Thank you for helping[/QUOTE]

It depends on the memory bus that the GPU is using. The high-end NVIDIA GTX 2xx cards use a 448-bit memory bus; thus, 896MB is an even multiple of 448-bit. (Similarly, the GTX 470 and 480 use 320- and 384-bit GDDR5 memory interfaces, respectively, and are thus typically outfitted with 1280 and 1536 MB of memory.) Cards which have 1GB of RAM typically use a 128- or 256-bit memory bus (although the GTX 285 with its 1GB of memory uses a 512-bit GDDR3 memory interface).


#9

Thank you for reply

I think I see now. If you have 512 bit membus the 1 gig or 2 gig is efficient fit, is it correct? Must be multiples to be most efficient?


#10

Subzero don’t be concerned with the memory system of the video card, it all boils down to how the card performs. Read reviews from reputable sites, they will compare it other cards. Check out this one on the GTX 480 at hardwareheaven


#11

[QUOTE=SubZero;2513025]Thank you for reply

I think I see now. If you have 512 bit membus the 1 gig or 2 gig is efficient fit, is it correct? Must be multiples to be most efficient?[/QUOTE]

Or proper for that membus. Different membus bit counts result in different sets of even multiples. After all, since memory sizes must be in a power of 2 relative to the bit width of a membus, 896MB of RAM on a 256-bit membus is impossible. Similarly, you can’t have exactly 1GB of RAM on a 320-bit membus.
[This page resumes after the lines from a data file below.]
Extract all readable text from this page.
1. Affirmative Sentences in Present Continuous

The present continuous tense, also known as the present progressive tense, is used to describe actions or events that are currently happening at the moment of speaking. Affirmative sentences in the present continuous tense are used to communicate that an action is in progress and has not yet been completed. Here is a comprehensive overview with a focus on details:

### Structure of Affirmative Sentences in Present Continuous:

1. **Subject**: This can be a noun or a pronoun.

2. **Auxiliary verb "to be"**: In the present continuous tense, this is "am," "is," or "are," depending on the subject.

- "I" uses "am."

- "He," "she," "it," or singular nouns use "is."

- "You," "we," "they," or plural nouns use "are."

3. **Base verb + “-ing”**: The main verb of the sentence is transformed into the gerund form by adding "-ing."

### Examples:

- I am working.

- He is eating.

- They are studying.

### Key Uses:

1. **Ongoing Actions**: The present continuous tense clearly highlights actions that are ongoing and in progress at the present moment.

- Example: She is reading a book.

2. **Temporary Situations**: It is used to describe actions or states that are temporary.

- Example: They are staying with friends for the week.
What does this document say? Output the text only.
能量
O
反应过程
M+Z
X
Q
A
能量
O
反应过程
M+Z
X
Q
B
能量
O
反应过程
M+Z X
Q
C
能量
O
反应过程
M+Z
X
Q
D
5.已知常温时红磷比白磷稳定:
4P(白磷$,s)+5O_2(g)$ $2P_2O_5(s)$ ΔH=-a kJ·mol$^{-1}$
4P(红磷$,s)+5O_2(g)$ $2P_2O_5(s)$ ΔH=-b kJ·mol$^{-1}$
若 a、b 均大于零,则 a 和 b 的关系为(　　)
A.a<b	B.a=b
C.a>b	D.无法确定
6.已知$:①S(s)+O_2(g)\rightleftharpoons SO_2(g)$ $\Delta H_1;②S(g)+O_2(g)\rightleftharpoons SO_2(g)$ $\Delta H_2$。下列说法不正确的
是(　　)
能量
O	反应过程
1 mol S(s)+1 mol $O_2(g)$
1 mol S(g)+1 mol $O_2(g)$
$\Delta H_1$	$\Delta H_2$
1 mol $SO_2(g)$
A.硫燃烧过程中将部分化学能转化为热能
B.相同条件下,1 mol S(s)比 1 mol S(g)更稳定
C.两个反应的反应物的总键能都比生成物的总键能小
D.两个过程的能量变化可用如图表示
At any rate, it all boils down to the overall performance of the graphics card itself (as a whole).


#12

…and more RAM doesn’t translate better performance all the time
//Danne


#13

Thank you for all of the replies. I have lots of good information now.

Thank you for helping


#14

[QUOTE=DiiZzY;2513057]…and more RAM doesn’t translate better performance all the time
//Danne[/QUOTE]But it’s an excellent marketing figure :bigsmile:
Very nice: a Geforce 6200 (64 bit memory interface) with whopping 512MB VRAM :wink:

Michael


#15

I would thank you again for helping me to understand that the multiple is important, not a specific number. 480 doubled is as effective as 512 multiple if paired with same bit channel for memory.